If sex education is the silver bullet to the problem of teen pregnancy and std problems why are the the rates of such things higher now than they ever were when there was no sex education at all?

 
At 27/8/07 3:02 pm, Blogger Bomber said...

...
Ahh, the 'good ole days' where we didn't collect such information and people were too ashamed too go to the dr and so have no real way of seeing what the rates were like?

 
At 28/8/07 7:36 am, Anonymous Anonymous said...

Is this another cop out by parents? How much responsibility do our schools have to take at the end of the day?

Kids are going to have sex if they want to, nothing is going to change that fact. Some get pregnant or STDs and some don't. Fact of life.

NS

 
At 28/8/07 10:31 am, Anonymous Anonymous said...

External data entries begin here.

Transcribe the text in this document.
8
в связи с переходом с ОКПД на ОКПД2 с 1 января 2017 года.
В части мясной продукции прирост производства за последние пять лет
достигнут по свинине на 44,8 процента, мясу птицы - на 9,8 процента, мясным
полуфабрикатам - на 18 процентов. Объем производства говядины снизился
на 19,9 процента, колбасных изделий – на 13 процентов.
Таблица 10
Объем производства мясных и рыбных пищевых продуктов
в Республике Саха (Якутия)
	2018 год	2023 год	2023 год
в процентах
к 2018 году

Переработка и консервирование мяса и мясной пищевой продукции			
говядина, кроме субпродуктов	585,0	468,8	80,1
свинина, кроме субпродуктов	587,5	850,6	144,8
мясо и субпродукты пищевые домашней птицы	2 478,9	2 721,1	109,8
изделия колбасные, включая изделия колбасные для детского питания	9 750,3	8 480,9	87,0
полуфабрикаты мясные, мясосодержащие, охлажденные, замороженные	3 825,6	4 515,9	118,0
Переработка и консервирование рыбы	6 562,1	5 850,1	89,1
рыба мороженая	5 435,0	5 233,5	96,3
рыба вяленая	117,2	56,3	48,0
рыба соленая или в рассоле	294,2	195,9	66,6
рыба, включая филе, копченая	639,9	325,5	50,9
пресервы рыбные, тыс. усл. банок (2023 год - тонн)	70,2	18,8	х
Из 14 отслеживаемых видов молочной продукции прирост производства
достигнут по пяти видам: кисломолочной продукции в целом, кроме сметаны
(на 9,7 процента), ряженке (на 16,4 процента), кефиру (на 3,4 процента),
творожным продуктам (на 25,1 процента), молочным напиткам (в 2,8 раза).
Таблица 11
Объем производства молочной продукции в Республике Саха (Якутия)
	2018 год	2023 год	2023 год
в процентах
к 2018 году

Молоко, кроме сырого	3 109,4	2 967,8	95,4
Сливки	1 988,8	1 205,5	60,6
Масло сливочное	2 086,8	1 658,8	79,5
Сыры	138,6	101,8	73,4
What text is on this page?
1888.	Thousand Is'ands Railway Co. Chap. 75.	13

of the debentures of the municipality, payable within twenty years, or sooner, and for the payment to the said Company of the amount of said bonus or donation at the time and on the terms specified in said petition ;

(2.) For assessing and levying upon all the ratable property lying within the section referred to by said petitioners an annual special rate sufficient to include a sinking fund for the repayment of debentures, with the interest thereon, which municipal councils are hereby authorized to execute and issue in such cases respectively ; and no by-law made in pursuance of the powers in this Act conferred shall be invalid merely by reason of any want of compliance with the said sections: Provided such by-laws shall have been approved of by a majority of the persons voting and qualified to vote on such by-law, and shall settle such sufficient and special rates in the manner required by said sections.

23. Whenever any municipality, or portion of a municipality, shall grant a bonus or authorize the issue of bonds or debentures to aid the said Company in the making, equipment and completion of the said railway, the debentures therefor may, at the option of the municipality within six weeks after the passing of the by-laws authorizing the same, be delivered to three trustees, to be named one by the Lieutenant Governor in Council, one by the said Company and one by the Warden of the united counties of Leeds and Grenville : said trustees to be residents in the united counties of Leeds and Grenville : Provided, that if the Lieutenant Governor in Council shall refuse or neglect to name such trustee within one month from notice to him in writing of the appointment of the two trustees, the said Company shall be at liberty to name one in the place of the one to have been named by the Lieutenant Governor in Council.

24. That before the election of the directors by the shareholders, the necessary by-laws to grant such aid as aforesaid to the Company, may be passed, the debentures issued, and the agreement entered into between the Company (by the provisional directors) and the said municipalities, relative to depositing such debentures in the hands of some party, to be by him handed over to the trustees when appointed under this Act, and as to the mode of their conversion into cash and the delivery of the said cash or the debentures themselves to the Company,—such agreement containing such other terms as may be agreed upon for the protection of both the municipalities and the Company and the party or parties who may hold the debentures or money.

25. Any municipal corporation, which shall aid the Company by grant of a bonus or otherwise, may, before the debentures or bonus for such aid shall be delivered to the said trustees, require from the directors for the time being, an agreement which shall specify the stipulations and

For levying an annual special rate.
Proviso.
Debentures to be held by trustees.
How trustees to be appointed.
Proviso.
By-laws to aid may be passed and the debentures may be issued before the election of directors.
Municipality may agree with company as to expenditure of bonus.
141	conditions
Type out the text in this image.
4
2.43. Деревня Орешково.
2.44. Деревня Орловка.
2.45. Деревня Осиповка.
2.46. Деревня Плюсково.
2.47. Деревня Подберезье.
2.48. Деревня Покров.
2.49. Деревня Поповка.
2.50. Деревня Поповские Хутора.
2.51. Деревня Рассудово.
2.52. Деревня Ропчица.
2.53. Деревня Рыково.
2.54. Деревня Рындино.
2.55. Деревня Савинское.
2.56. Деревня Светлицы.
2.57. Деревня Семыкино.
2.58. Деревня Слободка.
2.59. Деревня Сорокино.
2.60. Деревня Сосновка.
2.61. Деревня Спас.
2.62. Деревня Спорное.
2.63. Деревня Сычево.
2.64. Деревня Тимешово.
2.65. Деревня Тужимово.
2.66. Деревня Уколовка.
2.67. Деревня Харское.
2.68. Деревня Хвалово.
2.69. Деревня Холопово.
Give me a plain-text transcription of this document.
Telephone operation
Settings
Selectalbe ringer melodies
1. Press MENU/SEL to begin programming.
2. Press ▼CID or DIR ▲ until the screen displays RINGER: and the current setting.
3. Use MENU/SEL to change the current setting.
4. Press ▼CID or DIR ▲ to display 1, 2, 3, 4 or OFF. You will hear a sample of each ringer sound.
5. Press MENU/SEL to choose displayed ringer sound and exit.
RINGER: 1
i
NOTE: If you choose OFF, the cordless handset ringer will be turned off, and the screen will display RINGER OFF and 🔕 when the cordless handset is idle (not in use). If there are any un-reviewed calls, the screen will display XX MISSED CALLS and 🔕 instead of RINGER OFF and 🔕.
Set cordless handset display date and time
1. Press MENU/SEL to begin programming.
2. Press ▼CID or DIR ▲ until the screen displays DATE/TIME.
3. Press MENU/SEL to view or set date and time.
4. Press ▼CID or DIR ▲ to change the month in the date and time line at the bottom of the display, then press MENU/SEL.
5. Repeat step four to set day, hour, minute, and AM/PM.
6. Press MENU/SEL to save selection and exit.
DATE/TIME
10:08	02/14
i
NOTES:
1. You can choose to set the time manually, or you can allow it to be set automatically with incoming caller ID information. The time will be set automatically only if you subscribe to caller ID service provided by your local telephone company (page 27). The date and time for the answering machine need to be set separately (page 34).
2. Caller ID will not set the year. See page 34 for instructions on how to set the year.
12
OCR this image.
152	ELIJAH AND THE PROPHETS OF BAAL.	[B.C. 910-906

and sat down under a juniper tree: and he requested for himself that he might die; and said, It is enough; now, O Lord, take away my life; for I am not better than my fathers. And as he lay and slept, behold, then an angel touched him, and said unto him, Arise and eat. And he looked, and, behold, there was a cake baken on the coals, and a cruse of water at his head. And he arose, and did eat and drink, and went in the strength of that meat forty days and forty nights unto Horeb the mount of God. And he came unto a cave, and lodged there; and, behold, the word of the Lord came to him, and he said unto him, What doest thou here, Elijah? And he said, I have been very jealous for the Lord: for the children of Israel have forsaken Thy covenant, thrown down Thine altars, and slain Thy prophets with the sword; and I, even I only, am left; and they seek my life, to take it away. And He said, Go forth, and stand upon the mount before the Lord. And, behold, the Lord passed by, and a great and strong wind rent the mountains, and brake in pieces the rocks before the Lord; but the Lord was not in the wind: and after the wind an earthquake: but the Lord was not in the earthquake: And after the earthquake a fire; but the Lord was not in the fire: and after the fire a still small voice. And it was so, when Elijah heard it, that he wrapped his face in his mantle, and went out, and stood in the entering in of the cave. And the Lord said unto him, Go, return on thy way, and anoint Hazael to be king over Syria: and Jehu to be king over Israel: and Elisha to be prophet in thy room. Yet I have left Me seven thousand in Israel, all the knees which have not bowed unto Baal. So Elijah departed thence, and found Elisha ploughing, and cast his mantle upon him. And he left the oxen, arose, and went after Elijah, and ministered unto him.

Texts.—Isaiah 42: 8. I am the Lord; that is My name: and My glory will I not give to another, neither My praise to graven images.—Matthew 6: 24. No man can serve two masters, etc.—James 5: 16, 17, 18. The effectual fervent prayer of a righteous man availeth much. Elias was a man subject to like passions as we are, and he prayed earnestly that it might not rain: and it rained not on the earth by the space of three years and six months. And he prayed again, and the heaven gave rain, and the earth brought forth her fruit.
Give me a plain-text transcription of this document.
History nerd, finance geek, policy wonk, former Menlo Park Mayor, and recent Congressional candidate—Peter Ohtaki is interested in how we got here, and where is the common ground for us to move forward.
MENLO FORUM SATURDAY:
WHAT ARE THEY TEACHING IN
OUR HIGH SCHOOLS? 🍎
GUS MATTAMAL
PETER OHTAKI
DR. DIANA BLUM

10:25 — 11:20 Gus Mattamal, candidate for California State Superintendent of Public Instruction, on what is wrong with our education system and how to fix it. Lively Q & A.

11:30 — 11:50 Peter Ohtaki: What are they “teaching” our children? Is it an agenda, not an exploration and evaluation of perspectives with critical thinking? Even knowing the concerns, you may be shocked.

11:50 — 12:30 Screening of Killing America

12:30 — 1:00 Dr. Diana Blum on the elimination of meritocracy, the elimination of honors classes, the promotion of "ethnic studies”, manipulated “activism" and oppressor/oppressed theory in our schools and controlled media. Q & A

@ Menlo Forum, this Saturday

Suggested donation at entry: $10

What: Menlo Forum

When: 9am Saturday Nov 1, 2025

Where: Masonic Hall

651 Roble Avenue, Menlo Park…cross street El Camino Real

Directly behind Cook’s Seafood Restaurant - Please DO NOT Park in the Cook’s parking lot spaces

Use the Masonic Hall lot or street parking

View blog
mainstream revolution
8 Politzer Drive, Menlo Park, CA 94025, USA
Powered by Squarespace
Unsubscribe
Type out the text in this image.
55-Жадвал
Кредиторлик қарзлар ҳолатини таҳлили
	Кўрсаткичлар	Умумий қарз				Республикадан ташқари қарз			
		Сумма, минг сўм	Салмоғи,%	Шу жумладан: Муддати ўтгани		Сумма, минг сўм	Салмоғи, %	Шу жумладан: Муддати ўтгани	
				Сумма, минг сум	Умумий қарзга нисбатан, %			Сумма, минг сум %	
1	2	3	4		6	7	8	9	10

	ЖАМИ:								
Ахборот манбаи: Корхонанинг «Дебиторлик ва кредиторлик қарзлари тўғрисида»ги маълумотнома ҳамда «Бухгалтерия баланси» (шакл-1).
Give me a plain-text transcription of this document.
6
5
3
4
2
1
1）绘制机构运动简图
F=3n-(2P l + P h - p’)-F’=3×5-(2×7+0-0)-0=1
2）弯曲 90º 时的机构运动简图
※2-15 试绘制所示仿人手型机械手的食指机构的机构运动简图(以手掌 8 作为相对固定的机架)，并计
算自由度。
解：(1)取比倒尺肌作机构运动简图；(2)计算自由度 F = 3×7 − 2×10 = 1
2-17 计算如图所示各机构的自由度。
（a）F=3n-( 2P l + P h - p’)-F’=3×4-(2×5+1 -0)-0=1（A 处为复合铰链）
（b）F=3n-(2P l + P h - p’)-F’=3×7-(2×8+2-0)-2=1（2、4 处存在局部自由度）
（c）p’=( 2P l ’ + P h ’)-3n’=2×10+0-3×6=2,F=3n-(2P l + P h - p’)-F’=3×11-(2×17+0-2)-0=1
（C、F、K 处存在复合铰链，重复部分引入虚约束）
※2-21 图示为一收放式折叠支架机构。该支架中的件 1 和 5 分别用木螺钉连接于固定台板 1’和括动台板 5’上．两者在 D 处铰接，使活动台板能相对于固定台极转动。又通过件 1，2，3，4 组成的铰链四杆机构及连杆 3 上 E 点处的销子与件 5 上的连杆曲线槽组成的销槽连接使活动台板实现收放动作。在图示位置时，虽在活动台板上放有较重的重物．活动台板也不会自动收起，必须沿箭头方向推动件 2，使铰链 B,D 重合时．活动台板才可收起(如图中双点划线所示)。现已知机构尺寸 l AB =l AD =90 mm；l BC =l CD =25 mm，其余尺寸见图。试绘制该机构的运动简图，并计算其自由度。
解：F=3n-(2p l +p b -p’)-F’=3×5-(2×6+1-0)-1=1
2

"Ahh, the 'good ole days' where we didn't collect such information and people were too ashamed too go to the dr and so have no real way of seeing what the rates were like?"

So have the teenage abortion, std and pregnancy rates always been this bad? If sex education is the answer then surely the rates will have come down since sex education was started in schools, even if not every pupil gets it.

I was at high school in the 90's and we got sex ed in health and it was also covered in science, it wasn't compulsory but only the EB kids didn't attend these lessons. If sex education is the cure, then surely your stats will reflect a falling in STDs etc since the introduction of Sex ed, except among the pupils who didn't attend sex ed lessons?

For the record I think NS has it right.